Euthanasia: easing the burden of the final and most important decision

  • WORK under way on creating a model for shared decision-making on equine euthanasia should help owners — and benefit horse welfare.

    A review of end-of-life decision-making models used for dogs, cats and equids, conducted by PhD student Amelia Cameron of the University of Nottingham, found that although there has been work relating to domestic pets, there is very little concerning horses.

    The review, essentially researching and collating all available evidence and research in the area, was funded by the Horse Trust and published in Vet Record.

    Professor Sarah Freeman, who supervised the project, told H&H the research came after her previous studies on the horse-human relationship found that many owners suffered long-lasting guilt after a horse was put down. The idea of shared decision-making is that all those involved with a horse have input, so the owner does not feel alone in making the call.

    “Shared decision-making has been around in human medicine, in terms of critical care, for a while but it’s relatively new to veterinary medicine,” she said. “And what has been done is mostly about dogs and cats; no-one’s thought about making those decisions for horses.”

    Prof Freeman said, as H&H has previously reported, that delayed euthanasia is a major equine welfare issue. She added that a number of the UK’s leading equine charities have “excellent” support available for horse owners considering and after end-of-life decisions.

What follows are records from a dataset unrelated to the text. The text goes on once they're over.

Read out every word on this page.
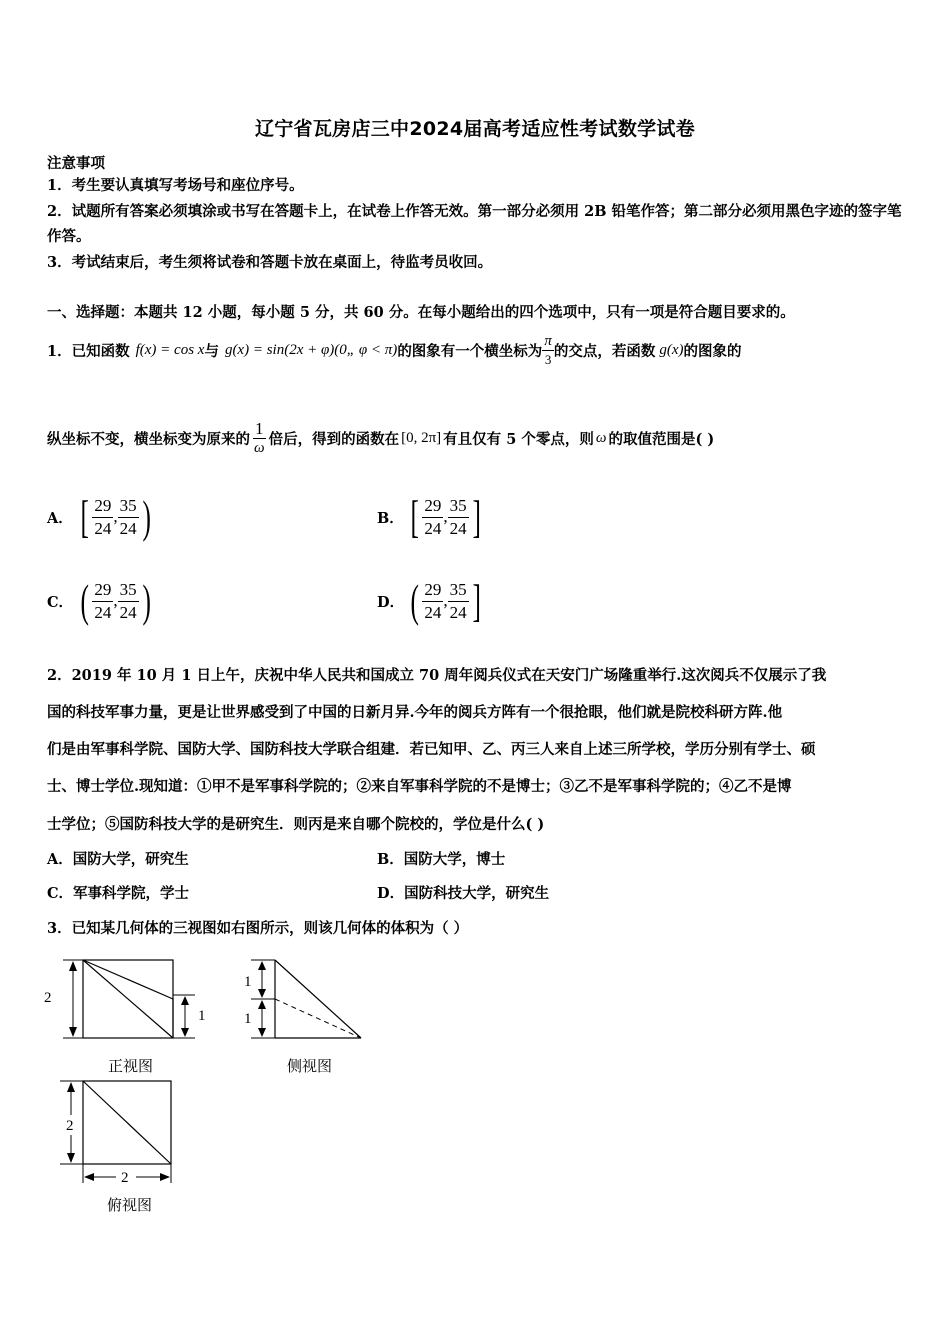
辽宁省瓦房店三中2024届高考适应性考试数学试卷
注意事项
1．考生要认真填写考场号和座位序号。
2．试题所有答案必须填涂或书写在答题卡上，在试卷上作答无效。第一部分必须用 2B 铅笔作答；第二部分必须用黑色字迹的签字笔作答。
3．考试结束后，考生须将试卷和答题卡放在桌面上，待监考员收回。
一、选择题：本题共 12 小题，每小题 5 分，共 60 分。在每小题给出的四个选项中，只有一项是符合题目要求的。
1．已知函数 f(x) = cos x 与 g(x) = sin(2x + φ)(0„ φ < π) 的图象有一个横坐标为 $\frac{\pi}{3}$ 的交点，若函数 g(x) 的图象的
纵坐标不变，横坐标变为原来的 $\frac{1}{\omega}$ 倍后，得到的函数在 [0, 2π] 有且仅有 5 个零点，则 ω 的取值范围是( )
A． [ $\frac{29}{24}$ , $\frac{35}{24}$ )	B． [ $\frac{29}{24}$ , $\frac{35}{24}$ ]
C． ( $\frac{29}{24}$ , $\frac{35}{24}$ )	D． ( $\frac{29}{24}$ , $\frac{35}{24}$ ]
2．2019 年 10 月 1 日上午，庆祝中华人民共和国成立 70 周年阅兵仪式在天安门广场隆重举行.这次阅兵不仅展示了我
国的科技军事力量，更是让世界感受到了中国的日新月异.今年的阅兵方阵有一个很抢眼，他们就是院校科研方阵.他
们是由军事科学院、国防大学、国防科技大学联合组建．若已知甲、乙、丙三人来自上述三所学校，学历分别有学士、硕
士、博士学位.现知道：①甲不是军事科学院的；②来自军事科学院的不是博士；③乙不是军事科学院的；④乙不是博
士学位；⑤国防科技大学的是研究生．则丙是来自哪个院校的，学位是什么( )
A．国防大学，研究生	B．国防大学，博士
C．军事科学院，学士	D．国防科技大学，研究生
3．已知某几何体的三视图如右图所示，则该几何体的体积为（ ）
2
1
正视图
1
1
侧视图
2
2
俯视图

    “But when you ask people, the majority, over 80%, haven’t heard of them,” she said. “Those who had accessed them said they were very useful but most people don’t know the support is there. We’re not talking about it, and the title of Amelia’s PhD is Let’s Talk about Euthanasia. It’s about trying to break down the barriers and to get people to have the conversations.

    “We need to talk about when the time is right and how to support people, and that’s really what this project is trying to do.”

    Prof Freeman said the next step is to develop a model that would enable all those involved in a horse’s care, including yard owners, farriers and sharers, for example, to discuss the issues affecting the decision. The aim is to have two main impacts, on horses and on owners.

    “It will still be a difficult decision but if you’re going through it with others, it’s an easier process and if you’re supported afterwards, that’s much better,” she said. “And from the horse’s point of view, making the decision at the right time, and on the right evidence, will be very important for their welfare.

    “Delayed euthanasia has come up a number of times as one of the biggest welfare issues and we hope by opening the conversations, people will be better able to say ‘Actually, I’m not sure my horse is ok’, and hopefully avoid some of the horses who are left too long.”

    British Equine Veterinary Association (BEVA) president Huw Griffiths told H&H he often tells clients who are considering when is the right time to put a horse down: “This is the most difficult, yet the most important, decision you will make for your horse.”

    “As highlighted in this report, the key elements are those of collaboration, communication, and in my opinion empathy,” he said. “My role as a vet is to protect the welfare of the horse and this includes how and when the horse is euthanised. My oath is to protect the horse’s welfare during the entirety of its life, including its death. However, I also have a duty of care to my client, and this is where collaboration and communication are so important. As is the trust between the vet and the horse owner.

    “BEVA has created various member services to support our membership through this sensitive process. There is never a “one size fits all” in veterinary medicine. The best outcomes are an intricate hybrid of evidence base, tailored to an individual situation. Our guidelines provide a framework for vets to best achieve the most appropriate and least stressful outcome.

    “The recent publication refers to a lack of evidence in the literature on veterinary decision-making models, particularly in relation to equine euthanasia. While I always support and encourage evidence, which is the cornerstone of good veterinary medicine, our horse owners are blessed with some of the most caring veterinary professionals in the world, and our horses benefit hugely from this on a daily basis. Nonetheless, end-of-life decision making is an emerging field and is gaining increasing interest. I support the paper’s authors and hope that this area will continue to receive further research attention, which will help vets dealing with all companion animals to understand better how to get the most out of shared decision-making.”